Kalabahi. Apabila mendengar nama Desa Mawar disebut, mungkin sebagian besar orang akan menerka bunga mawar banyak bertumbuhan di Desa yang terletak diujung paling timur Pulau Pantar, Kabupaten Alor tersebut, sehingga desa itu dinamakan Desa Mawar. Namun terkaan itu ternyata salah, menurut Abudrahman Sang, Kepala Bidang Sosial Budaya, Bappeda Kabupaten Alor yang juga Penanggung Jawab Operasional Kegiatan (PJOK) unicef, nama Mawar diambil dari dua kata dalam bahasa setempat. Ma memiliki arti rumah, sedangkan war berarti batu. Sehingga terjemahan bebas Mawar adalah rumah diatas batu.

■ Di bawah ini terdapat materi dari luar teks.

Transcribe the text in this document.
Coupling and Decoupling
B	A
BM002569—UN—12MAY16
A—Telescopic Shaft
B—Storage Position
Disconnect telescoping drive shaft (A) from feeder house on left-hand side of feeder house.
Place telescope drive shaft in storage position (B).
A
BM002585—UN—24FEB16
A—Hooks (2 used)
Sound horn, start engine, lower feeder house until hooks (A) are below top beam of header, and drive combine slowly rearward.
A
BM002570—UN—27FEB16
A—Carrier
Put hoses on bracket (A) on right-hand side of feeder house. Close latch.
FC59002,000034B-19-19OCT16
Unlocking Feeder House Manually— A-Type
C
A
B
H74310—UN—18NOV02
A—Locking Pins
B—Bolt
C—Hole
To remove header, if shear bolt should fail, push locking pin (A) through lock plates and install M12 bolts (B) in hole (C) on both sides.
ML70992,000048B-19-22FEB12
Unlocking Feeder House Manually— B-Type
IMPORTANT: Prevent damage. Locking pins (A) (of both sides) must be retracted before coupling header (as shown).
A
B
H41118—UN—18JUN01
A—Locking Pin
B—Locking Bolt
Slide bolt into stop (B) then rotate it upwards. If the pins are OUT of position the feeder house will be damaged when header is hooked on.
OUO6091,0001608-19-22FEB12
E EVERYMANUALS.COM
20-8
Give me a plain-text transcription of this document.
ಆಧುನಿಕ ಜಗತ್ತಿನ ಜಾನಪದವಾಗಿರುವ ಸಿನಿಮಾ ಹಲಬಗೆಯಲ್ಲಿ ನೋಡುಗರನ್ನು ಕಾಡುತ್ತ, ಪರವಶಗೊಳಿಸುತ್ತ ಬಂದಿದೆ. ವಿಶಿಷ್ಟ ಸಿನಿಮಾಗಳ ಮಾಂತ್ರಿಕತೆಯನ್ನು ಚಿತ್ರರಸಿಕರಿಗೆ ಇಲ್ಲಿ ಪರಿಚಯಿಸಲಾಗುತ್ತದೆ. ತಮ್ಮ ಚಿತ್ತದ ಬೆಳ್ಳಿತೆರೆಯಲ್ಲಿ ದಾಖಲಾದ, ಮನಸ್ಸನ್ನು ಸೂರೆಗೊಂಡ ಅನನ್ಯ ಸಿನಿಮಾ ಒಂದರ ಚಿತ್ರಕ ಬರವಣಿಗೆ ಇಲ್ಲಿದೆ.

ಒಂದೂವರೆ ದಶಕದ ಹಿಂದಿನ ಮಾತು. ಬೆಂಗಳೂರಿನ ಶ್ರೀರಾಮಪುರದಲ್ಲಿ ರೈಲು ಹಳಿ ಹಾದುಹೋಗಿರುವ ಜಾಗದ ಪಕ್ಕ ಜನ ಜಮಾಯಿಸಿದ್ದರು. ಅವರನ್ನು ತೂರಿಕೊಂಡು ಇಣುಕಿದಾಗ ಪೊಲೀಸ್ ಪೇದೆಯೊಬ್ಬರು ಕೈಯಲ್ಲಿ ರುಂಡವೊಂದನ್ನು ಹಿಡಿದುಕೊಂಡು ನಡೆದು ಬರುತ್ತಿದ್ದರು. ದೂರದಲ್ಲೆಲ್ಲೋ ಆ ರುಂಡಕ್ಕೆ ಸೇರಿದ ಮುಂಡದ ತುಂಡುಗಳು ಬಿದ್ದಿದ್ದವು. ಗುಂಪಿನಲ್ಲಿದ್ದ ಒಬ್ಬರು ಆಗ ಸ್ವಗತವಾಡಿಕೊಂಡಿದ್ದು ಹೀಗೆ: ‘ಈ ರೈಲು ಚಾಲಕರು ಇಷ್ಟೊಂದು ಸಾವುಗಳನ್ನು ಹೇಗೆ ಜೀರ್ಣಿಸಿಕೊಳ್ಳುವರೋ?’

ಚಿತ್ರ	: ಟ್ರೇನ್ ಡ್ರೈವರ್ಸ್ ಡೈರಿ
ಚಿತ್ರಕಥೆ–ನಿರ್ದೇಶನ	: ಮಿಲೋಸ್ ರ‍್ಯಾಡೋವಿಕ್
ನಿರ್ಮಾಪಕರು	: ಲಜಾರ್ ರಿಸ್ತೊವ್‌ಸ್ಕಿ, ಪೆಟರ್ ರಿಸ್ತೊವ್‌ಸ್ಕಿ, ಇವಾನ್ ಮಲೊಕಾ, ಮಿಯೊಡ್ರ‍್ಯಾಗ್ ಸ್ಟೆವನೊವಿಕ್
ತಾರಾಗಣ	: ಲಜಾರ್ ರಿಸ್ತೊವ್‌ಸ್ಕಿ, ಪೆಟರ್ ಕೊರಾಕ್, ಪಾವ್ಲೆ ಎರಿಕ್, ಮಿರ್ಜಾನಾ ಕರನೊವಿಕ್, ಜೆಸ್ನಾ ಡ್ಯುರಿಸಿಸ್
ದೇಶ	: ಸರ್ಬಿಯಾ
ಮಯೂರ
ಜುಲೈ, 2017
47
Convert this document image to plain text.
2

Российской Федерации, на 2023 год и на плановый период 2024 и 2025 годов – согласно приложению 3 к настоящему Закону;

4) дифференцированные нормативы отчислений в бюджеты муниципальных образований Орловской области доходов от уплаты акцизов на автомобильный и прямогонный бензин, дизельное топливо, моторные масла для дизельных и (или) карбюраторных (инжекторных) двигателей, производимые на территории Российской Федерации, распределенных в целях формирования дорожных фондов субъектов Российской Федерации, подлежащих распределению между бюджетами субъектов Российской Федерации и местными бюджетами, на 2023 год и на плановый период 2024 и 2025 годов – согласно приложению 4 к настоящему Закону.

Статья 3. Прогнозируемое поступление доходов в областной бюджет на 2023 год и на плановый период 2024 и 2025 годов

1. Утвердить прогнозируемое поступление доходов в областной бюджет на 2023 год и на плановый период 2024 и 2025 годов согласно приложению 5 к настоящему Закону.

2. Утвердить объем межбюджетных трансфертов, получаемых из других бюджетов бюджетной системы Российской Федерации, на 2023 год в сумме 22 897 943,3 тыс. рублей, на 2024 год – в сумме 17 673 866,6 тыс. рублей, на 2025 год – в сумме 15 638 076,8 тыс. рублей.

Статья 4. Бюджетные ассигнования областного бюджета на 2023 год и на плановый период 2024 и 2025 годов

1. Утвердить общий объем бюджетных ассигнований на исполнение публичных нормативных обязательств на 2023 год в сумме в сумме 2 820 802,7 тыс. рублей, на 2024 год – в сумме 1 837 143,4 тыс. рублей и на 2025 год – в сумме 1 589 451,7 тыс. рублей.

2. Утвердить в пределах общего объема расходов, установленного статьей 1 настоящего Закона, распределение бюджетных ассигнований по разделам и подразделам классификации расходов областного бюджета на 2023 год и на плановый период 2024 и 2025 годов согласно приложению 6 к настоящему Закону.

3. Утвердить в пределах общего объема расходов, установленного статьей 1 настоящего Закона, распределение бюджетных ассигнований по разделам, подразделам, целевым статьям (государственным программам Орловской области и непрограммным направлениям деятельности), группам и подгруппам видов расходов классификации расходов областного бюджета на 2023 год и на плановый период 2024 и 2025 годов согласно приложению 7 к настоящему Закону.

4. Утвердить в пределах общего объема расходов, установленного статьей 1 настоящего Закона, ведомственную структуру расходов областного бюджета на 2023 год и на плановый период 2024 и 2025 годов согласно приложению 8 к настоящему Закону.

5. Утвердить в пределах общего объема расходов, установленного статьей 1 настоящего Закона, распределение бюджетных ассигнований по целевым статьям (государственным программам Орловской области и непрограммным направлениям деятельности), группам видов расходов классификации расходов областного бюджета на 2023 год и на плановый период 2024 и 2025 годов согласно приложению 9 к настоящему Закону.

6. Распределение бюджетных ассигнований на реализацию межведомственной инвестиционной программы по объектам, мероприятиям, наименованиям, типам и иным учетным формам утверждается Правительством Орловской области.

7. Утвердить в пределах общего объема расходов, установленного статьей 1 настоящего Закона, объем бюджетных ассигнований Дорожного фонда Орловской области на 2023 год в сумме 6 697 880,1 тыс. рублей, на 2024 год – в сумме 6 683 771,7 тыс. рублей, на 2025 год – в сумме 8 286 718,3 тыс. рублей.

“Penamaan Desa Mawar yang berarti rumah diatas batu itu cukup menggambarkan sulitnya Kondisi geografis desa tersebut yang berbatu dan topografinya yang berbukit,” tambah Abdurahman Sang yang lebih akrab dengan sapaan Pak Man. Apalagi Desa Mawar hanya dapat dijangkau dengan Kapal Motor dari Kota Kalabahi selama kurang lebih satu setengah jam. Itupun kalau kondisi arus di selat antara Pulau Alor dan Pulau Pantar sedang bersahabat, kalau tidak, perjalanan bisa dua kali lebih lama dari waktu normal.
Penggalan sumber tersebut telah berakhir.